We have culled the choicest flowers from this bouquet of modest assumptions, and republished it nearly in toto with its best passages immortalized in capitals, and neither demand nor expect thanks for it. Whether the four quarters of the globe are quite ready to “praise the New Dispensation with diverse instruments”—street organ included we suppose—is yet a matter for doubt. But, whether the future generations shall string on the name of Babu Keshub Chunder Sen to those of Buddha, Zoroaster, Jesus, and Mahomet, or not, no one will now be disposed to deny that “cheek takes cities by storm and grinds strongholds to powder.” It is this same New Dispensation (and Liberty), be it remembered, which now issues the above Epistle, that denounced repeatedly in its columns the claims of the Theosophists to an intercourse with the living, albeit mysterious, “Brothers” who are but mortals—as an imposture and a fraud. Look upon this picture, and upon THAT!

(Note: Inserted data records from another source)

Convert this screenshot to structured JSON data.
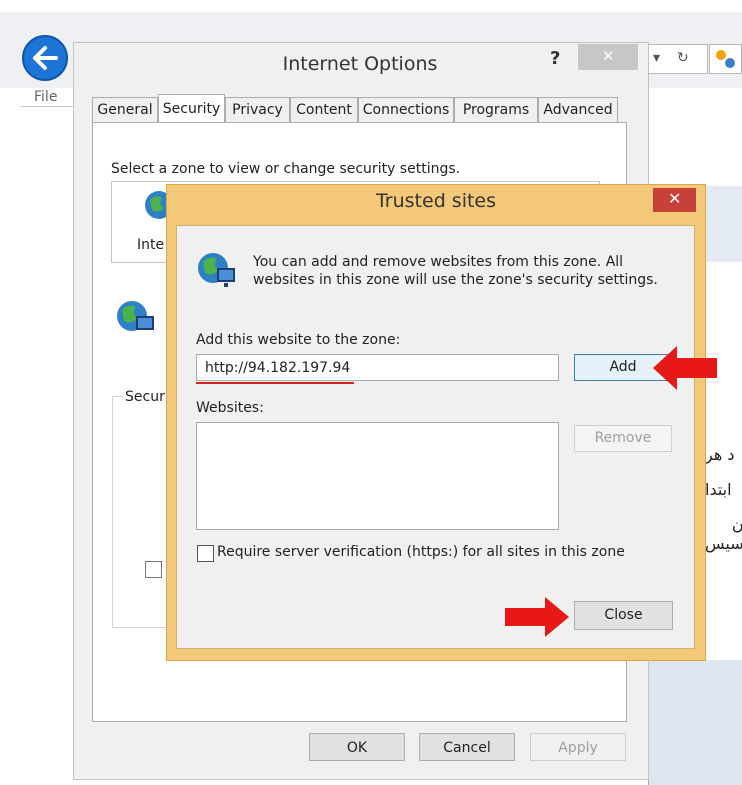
{
  "browser": {
    "menu_file": "File",
    "rtl_line1": "د هر",
    "rtl_line2": "ابتدا",
    "rtl_line3": "ن سیس",
    "accent": "#1b74d6"
  },
  "internet_options": {
    "title": "Internet Options",
    "help": "?",
    "close": "✕",
    "tabs": [
      {
        "label": "General"
      },
      {
        "label": "Security"
      },
      {
        "label": "Privacy"
      },
      {
        "label": "Content"
      },
      {
        "label": "Connections"
      },
      {
        "label": "Programs"
      },
      {
        "label": "Advanced"
      }
    ],
    "active_tab": "Security",
    "zone_label": "Select a zone to view or change security settings.",
    "zone_inte": "Inte",
    "security_group_label": "Securi",
    "buttons": {
      "ok": "OK",
      "cancel": "Cancel",
      "apply": "Apply"
    }
  },
  "trusted_sites": {
    "title": "Trusted sites",
    "close": "✕",
    "description": "You can add and remove websites from this zone. All websites in this zone will use the zone's security settings.",
    "add_label": "Add this website to the zone:",
    "url_value": "http://94.182.197.94",
    "add_button": "Add",
    "websites_label": "Websites:",
    "remove_button": "Remove",
    "verify_label": "Require server verification (https:) for all sites in this zone",
    "close_button": "Close",
    "annotation_color": "#e81818"
  }
}
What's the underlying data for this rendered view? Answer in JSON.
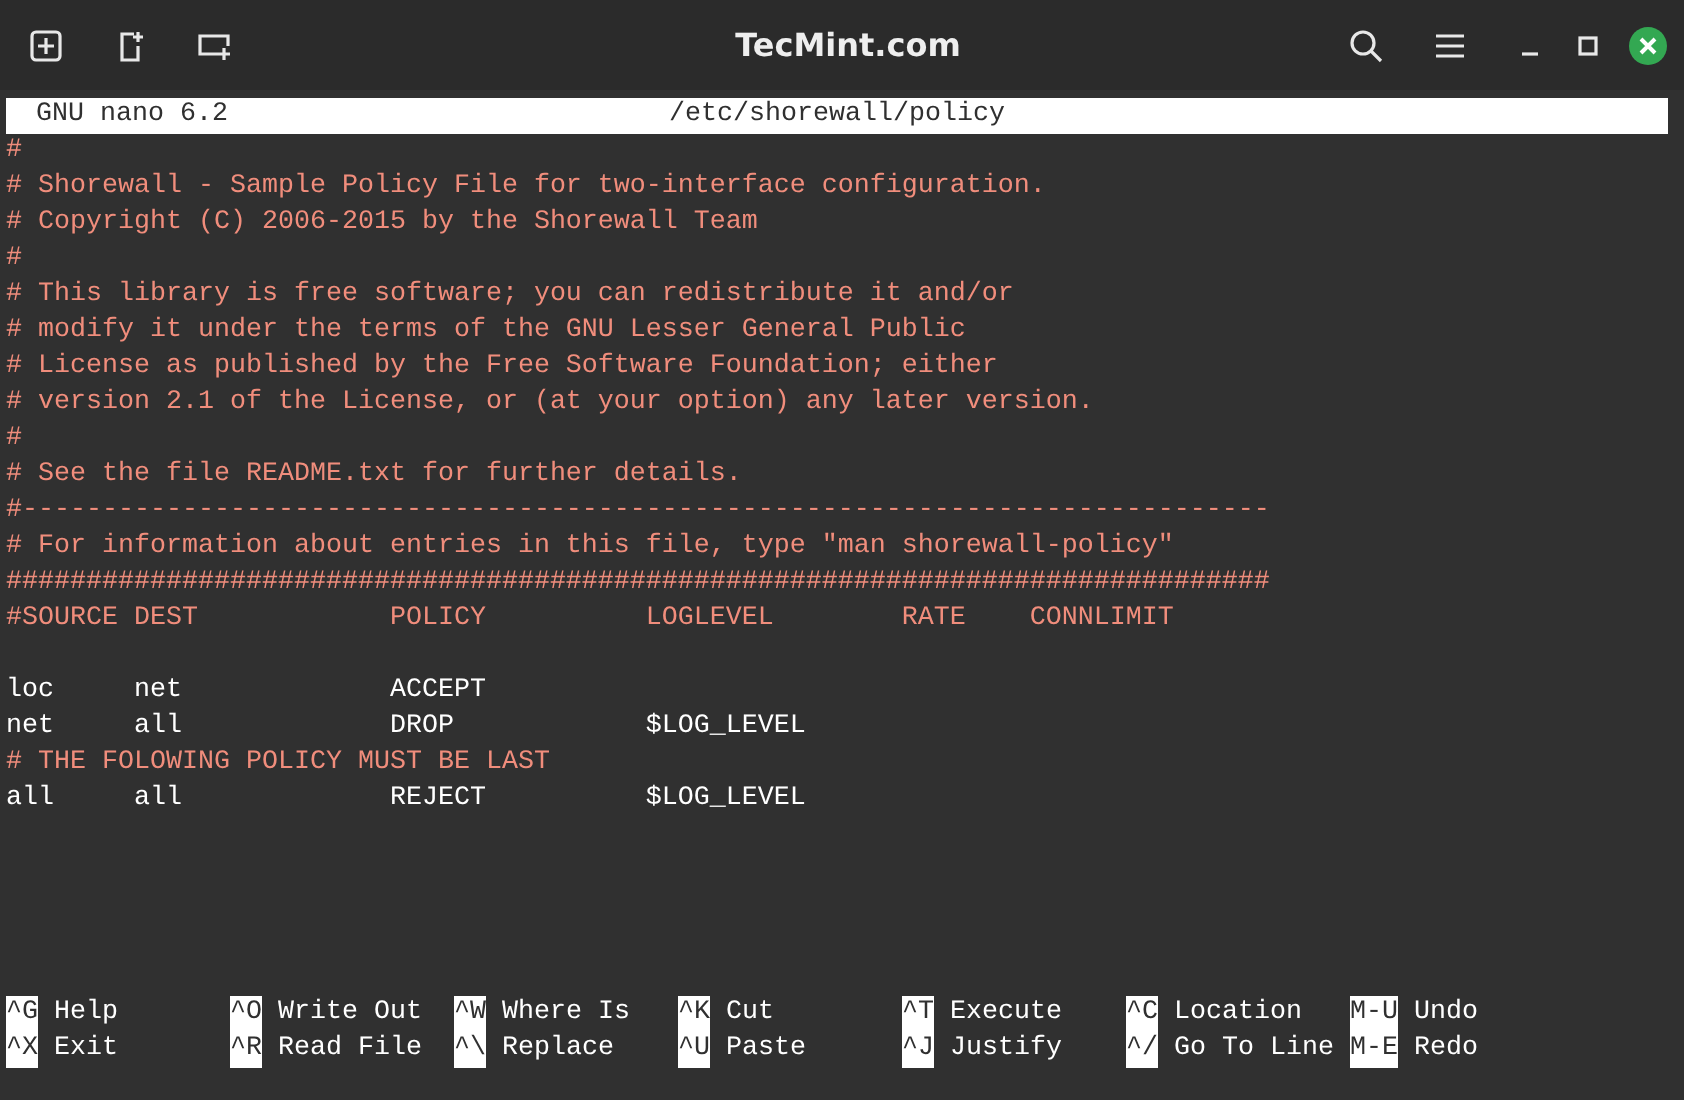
{
  "window": {
    "title": "TecMint.com"
  },
  "editor": {
    "app": "GNU nano 6.2",
    "file": "/etc/shorewall/policy"
  },
  "lines": [
    {
      "kind": "comment",
      "text": "#"
    },
    {
      "kind": "comment",
      "text": "# Shorewall - Sample Policy File for two-interface configuration."
    },
    {
      "kind": "comment",
      "text": "# Copyright (C) 2006-2015 by the Shorewall Team"
    },
    {
      "kind": "comment",
      "text": "#"
    },
    {
      "kind": "comment",
      "text": "# This library is free software; you can redistribute it and/or"
    },
    {
      "kind": "comment",
      "text": "# modify it under the terms of the GNU Lesser General Public"
    },
    {
      "kind": "comment",
      "text": "# License as published by the Free Software Foundation; either"
    },
    {
      "kind": "comment",
      "text": "# version 2.1 of the License, or (at your option) any later version."
    },
    {
      "kind": "comment",
      "text": "#"
    },
    {
      "kind": "comment",
      "text": "# See the file README.txt for further details."
    },
    {
      "kind": "comment",
      "text": "#------------------------------------------------------------------------------"
    },
    {
      "kind": "comment",
      "text": "# For information about entries in this file, type \"man shorewall-policy\""
    },
    {
      "kind": "comment",
      "text": "###############################################################################"
    },
    {
      "kind": "comment",
      "text": "#SOURCE DEST            POLICY          LOGLEVEL        RATE    CONNLIMIT"
    },
    {
      "kind": "blank"
    },
    {
      "kind": "code",
      "text": "loc     net             ACCEPT"
    },
    {
      "kind": "code",
      "text": "net     all             DROP            $LOG_LEVEL"
    },
    {
      "kind": "comment",
      "text": "# THE FOLOWING POLICY MUST BE LAST"
    },
    {
      "kind": "code",
      "text": "all     all             REJECT          $LOG_LEVEL"
    }
  ],
  "shortcut_rows": [
    [
      {
        "key": "^G",
        "label": "Help"
      },
      {
        "key": "^O",
        "label": "Write Out"
      },
      {
        "key": "^W",
        "label": "Where Is"
      },
      {
        "key": "^K",
        "label": "Cut"
      },
      {
        "key": "^T",
        "label": "Execute"
      },
      {
        "key": "^C",
        "label": "Location"
      },
      {
        "key": "M-U",
        "label": "Undo"
      }
    ],
    [
      {
        "key": "^X",
        "label": "Exit"
      },
      {
        "key": "^R",
        "label": "Read File"
      },
      {
        "key": "^\\",
        "label": "Replace"
      },
      {
        "key": "^U",
        "label": "Paste"
      },
      {
        "key": "^J",
        "label": "Justify"
      },
      {
        "key": "^/",
        "label": "Go To Line"
      },
      {
        "key": "M-E",
        "label": "Redo"
      }
    ]
  ]
}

After the above was in type, the Indian world was again staggered through the medium of dailies and weeklies by another piece of extraordinary news. The minister has announced his intention of circumnavigating the globe and visiting Europe, America and Africa as an apostle of the New Dispensation. So far the intention can hardly be found fault with. But the Babu affirms again that he has received a divine commission from God himself to go. Forsooth, the visits of the Almighty to the Babu are fast becoming a matter of quite a common occurrence now! “God”—goes “to and fro in the earth and walks up and down in it” after the manner of the rebellious Son of God in Job. We wonder whether it is the “Lord” who will defray Babu K. C. Sen’s travelling expenses out of his own private treasury; or, is the burden—agreeably with the time-honoured policy of Churches in general—to be left on the shoulders of the too confiding believers in the new “Seer” and “Minister”?